While I talked and cried, they kept up their gentle ministrations. They brought water in a deep copper can, a tremendous luxury in the desert, then washed me thoroughly and scrubbed every speck of filth from my skin. They washed my hair and rinsed it in rosewater, drying it with bits of silk until the curls were polished to a high sheen. They wrapped me in a fine black robe lavishly embroidered in blue silk. It felt heavenly after days in my trousers and boots, and they even gave me a pair of the soft little leather slippers they wore. They carried my own clothes away and mimed washing, so I let them go with barely a protest. By that time I was finished with my story and was hiccupping a little. They bathed my eyes and gave me a hot drink of tea infused with cardamom and sweetened with honey to soothe my throat.

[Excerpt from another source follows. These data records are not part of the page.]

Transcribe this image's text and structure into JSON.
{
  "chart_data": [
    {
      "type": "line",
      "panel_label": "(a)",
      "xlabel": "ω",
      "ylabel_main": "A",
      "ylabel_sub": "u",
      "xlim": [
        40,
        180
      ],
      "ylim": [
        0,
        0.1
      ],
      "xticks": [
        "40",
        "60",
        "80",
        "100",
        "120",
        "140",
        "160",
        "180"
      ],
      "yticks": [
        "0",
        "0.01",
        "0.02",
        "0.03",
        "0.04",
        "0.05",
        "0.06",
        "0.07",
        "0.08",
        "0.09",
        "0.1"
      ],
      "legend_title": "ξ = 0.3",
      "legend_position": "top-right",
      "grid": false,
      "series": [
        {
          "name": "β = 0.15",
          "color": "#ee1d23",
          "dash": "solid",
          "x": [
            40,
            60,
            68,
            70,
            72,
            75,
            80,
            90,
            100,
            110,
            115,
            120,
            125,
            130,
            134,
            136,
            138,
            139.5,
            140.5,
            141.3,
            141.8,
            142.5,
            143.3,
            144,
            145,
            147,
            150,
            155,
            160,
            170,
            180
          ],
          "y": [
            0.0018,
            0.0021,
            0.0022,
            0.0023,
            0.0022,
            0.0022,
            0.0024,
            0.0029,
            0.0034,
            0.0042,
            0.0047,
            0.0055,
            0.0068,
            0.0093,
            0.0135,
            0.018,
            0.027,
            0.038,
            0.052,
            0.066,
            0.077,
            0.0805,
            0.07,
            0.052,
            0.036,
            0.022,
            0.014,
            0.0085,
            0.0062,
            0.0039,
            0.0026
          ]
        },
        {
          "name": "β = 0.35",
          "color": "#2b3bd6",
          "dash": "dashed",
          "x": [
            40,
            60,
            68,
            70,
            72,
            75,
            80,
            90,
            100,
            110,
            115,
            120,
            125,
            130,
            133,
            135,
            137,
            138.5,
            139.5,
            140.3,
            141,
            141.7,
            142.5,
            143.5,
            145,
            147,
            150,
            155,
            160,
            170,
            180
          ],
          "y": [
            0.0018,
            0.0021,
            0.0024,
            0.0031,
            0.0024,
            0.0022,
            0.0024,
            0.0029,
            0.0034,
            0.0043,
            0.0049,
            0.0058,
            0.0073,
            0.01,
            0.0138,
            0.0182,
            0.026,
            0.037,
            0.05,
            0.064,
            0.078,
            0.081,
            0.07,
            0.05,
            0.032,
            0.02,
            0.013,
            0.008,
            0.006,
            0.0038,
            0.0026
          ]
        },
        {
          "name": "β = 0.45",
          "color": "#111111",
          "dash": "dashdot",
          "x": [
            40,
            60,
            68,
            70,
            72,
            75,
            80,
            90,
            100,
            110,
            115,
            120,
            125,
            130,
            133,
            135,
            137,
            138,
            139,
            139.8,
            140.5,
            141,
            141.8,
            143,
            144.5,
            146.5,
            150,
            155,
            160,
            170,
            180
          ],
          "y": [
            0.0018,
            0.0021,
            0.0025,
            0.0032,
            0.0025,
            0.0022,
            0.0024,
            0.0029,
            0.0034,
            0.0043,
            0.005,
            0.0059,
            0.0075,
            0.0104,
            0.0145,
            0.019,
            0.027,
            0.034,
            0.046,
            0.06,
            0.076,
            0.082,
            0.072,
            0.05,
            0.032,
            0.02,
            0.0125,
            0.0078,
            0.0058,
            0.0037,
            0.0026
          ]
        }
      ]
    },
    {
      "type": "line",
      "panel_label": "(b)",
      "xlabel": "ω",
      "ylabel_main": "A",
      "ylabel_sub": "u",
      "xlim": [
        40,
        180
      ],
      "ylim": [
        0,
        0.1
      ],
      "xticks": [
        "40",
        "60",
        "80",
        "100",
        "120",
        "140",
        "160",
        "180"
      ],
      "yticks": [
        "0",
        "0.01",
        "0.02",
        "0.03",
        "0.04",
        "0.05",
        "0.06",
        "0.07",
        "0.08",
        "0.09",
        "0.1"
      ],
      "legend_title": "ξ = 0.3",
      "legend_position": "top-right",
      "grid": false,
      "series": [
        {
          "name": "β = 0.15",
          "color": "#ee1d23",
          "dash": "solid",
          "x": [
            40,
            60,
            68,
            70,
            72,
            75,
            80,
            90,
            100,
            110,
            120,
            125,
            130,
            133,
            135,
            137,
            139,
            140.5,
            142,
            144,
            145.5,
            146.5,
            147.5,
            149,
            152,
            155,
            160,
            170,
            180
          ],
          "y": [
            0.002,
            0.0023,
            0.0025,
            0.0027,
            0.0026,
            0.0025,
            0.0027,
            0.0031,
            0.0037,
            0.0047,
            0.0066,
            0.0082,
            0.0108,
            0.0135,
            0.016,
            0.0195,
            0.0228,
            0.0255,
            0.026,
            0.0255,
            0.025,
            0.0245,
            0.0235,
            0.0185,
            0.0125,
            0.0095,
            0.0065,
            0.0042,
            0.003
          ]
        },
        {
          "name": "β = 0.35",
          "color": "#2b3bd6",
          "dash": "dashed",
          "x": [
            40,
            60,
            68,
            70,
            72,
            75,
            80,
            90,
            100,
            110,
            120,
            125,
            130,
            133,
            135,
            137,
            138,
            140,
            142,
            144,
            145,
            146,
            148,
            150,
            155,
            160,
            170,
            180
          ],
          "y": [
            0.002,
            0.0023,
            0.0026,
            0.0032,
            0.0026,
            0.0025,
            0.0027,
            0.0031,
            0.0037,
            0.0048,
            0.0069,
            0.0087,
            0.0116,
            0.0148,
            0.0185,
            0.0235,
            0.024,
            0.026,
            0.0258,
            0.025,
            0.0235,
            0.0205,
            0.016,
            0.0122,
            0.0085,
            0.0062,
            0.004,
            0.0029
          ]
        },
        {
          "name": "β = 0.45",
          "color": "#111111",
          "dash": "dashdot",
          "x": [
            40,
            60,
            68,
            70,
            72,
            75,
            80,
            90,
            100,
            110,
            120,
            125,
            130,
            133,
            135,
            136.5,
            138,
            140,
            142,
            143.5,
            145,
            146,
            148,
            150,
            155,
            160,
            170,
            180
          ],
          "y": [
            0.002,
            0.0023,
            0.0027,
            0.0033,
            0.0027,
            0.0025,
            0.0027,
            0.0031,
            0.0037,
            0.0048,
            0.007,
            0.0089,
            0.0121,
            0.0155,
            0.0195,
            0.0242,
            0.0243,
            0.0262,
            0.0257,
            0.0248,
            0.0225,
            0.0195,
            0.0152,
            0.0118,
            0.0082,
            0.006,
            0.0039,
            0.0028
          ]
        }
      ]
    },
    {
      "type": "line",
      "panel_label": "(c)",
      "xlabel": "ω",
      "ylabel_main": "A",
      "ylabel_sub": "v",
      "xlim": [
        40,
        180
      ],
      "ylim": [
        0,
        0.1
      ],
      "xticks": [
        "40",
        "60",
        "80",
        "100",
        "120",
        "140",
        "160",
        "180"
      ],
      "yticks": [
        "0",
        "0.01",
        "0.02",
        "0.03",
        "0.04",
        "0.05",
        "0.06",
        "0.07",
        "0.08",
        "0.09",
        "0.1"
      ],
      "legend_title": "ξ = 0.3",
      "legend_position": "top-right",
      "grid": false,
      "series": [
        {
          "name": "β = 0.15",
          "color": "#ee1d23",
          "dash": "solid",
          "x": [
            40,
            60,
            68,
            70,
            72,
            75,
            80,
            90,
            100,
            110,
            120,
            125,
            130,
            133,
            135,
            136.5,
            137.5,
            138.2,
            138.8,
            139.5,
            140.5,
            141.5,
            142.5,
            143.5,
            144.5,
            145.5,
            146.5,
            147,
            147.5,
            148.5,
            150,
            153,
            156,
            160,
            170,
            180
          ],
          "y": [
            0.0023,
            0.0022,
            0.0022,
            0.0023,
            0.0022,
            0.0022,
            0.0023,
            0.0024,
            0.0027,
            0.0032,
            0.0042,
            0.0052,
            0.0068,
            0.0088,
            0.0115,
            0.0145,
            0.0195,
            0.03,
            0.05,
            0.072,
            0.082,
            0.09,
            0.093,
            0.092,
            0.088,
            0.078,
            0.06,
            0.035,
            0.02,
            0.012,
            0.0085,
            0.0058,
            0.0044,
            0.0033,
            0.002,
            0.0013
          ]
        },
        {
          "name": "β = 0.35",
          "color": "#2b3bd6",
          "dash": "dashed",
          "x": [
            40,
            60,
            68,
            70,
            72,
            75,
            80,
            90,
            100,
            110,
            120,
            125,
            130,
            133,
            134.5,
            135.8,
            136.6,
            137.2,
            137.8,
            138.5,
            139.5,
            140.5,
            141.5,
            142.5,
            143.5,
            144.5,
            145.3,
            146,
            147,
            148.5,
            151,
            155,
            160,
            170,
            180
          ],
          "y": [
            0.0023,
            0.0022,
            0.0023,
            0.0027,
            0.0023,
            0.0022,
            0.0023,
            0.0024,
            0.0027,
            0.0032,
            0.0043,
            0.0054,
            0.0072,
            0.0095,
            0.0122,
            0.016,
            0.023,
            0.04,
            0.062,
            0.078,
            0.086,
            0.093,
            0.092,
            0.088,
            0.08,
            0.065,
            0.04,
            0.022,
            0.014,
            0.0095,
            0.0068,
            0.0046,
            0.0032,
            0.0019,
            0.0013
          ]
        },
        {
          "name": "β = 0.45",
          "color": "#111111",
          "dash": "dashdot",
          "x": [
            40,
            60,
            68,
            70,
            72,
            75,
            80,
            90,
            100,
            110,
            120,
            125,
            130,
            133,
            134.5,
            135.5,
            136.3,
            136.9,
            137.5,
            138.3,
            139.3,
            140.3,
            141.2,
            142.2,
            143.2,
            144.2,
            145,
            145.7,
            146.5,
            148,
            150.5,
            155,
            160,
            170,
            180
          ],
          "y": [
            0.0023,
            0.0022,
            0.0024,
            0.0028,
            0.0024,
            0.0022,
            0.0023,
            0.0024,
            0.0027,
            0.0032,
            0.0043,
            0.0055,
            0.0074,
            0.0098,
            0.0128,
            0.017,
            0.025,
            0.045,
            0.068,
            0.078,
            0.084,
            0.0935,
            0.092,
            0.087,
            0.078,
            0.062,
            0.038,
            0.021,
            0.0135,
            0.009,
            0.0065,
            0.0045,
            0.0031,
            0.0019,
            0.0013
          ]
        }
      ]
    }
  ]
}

They lined my eyes with kohl, miming the sun overhead, and I understood after a fashion that the purpose of the black stuff was to protect the eyes from the burning rays. Then they washed my hands a final time in rosewater so that when they stepped back and admired their handiwork, I was a clean, dry, perfumed and infinitely calmer woman than I had been an hour before.

Sheikha Aysha nodded to the other women, who were smiling. She thanked them with a phrase I recognised from my guidebook and they left us, pulling their veils firmly into place as they went. She turned to me and gave me a look of gentle approbation. “I think you are happy now, yes?”